Results delivered in a timely fashion, even if the product of a process is not followed step-by-step, are preferred over results delivered too late, but the product of a process vs followed step-by-step. Americans, both as customers and suppliers, can “sleep at night” with the so-called 80%-solution, as long as the missing 20% is compensated by the advantage of speed, responsiveness or price (cost).

When to deviate: Americans are quick to deviate from steps within a process or procedure if: it does not add value, does not help, does not move their work forward; external forces demand it, such as schedule, budget or customer demands; after getting input from experienced colleagues and/or permission from their team lead or process owner; and as long as the deviation conforms (compliant) with laws and regulations.

Americans speak of taking a down and dirty approach, of doing whatever it takes to get the job done, of being pragmatic.

Flexibilität

The German dictionary Duden defines Flexibilität (flexibility) as: flexible property, quality, composition, character; bendability, pliability; the ability to adjust, adapt, conform.

Synonyms: Wendigkeit agility, maneuverability, mobility; Nachgiebigkeit compliance, softness, resilience, yielding; Geschmedigkeit malleability, litheness, limberness.

East meets West

In October 1990 the two Germanies were reunited. East Germany became a part of West Germany. Most of what the East Germans were familiar with disappeared overnight.

Social rules, attitudes and opinions, cultural life, recreational habits, all of these began to change. East Germans had to adapt to a German spoken differently. People greeted each other with a „Hi!“. They ate chicken wings instead of broilers. Pepsi and Coca Cola was substituted for the East German Club-Cola. Colleagues worked in teams instead of in collectives.

East Germans had to quickly adjust. They had to become wary of shifty West German „deal-makers.“ Appliances, machines, automobiles, telephones, etc. worked differently, were confusing. An entire society of over 17 million people had to suddenly adjust to the rules of another society.

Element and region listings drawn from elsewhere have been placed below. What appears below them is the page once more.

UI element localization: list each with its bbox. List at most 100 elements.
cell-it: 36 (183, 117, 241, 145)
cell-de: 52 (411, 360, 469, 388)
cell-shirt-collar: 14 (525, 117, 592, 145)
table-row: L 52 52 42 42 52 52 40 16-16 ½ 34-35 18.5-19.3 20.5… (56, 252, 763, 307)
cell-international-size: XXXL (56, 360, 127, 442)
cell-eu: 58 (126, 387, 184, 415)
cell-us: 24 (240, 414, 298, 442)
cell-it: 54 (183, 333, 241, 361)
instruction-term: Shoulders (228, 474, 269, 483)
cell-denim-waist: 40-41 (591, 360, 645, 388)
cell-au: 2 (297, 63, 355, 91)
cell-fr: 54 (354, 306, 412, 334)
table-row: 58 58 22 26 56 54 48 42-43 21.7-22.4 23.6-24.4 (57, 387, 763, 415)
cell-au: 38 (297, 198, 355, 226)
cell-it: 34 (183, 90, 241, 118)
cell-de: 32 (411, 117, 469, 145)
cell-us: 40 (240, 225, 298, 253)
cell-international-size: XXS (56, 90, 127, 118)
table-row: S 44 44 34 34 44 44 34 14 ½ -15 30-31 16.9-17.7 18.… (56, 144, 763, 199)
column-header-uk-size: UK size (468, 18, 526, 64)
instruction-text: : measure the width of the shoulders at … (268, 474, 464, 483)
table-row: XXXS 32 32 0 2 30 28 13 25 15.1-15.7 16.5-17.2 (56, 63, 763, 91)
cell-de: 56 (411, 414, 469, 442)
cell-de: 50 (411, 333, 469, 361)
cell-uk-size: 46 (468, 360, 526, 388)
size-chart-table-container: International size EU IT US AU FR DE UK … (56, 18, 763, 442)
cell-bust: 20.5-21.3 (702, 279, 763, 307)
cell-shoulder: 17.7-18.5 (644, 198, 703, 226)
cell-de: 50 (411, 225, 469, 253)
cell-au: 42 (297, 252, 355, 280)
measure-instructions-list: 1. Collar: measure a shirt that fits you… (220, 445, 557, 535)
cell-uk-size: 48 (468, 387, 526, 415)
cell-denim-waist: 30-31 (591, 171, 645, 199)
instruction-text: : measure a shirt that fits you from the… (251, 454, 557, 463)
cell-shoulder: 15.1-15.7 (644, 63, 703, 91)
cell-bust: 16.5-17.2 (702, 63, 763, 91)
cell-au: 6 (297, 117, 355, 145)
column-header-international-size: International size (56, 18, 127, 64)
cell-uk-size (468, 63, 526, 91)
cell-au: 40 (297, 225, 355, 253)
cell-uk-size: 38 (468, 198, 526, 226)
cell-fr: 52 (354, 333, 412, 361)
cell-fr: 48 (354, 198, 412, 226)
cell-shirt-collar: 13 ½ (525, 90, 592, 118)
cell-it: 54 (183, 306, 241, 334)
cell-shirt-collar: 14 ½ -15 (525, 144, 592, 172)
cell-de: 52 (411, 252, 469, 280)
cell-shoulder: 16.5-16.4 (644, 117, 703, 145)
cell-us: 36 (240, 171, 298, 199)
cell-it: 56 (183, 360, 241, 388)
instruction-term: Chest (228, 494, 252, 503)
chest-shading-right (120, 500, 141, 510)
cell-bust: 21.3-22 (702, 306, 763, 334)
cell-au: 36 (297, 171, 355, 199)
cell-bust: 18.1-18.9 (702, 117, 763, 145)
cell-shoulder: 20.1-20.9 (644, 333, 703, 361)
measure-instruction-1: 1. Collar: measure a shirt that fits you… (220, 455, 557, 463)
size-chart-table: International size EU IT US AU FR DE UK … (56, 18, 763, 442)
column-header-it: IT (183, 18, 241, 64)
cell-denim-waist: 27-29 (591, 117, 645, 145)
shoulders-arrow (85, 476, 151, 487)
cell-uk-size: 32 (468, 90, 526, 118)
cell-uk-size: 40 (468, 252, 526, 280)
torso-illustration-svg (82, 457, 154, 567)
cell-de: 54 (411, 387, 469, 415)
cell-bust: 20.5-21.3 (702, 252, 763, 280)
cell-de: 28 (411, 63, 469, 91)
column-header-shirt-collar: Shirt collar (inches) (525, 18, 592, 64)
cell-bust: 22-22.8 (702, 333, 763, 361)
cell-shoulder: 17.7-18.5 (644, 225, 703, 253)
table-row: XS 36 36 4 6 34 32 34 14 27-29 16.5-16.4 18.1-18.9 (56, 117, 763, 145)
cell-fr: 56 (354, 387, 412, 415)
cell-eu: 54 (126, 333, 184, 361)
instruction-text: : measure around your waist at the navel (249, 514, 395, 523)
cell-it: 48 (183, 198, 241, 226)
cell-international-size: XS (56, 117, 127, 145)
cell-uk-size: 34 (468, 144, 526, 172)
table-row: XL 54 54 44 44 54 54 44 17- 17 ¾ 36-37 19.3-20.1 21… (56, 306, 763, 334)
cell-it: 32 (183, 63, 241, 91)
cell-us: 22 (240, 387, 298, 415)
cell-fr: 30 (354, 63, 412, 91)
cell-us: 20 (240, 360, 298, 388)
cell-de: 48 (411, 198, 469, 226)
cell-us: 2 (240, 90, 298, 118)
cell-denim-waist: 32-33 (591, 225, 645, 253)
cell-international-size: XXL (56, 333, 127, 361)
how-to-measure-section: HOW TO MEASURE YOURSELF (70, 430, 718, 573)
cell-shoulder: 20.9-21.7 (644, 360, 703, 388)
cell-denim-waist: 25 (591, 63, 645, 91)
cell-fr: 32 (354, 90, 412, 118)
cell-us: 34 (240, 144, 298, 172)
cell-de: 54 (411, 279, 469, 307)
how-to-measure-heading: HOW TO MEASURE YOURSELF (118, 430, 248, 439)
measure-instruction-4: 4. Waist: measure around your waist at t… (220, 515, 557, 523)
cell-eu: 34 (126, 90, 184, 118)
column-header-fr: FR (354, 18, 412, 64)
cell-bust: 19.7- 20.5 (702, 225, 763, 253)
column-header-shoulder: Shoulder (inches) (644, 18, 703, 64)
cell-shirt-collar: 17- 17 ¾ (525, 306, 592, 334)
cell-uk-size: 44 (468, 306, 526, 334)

The change was difficult and confusing for the East Germans. In every sense of the word they were at a disadvantage over and against their new fellow German citizens. The rules – the processes – were not theirs, not East German. They were West German.

Max Weber – Bureaucracy

Ever heard of Max Weber (1864-1920)? He was a German sociologist, historian, jurist and political economist. Weber is among the most important theorists on the development of modern Western society. He saw himself not as a sociologist, but as an historian. What did Weber write about bureaucracy:

That it constitutes the most efficient and rational way to organize human activity. Bureaucracy means systematic processes and organized hierarchies, which are necessary to: maintain order, maximize efficiency, and eliminate favoritism.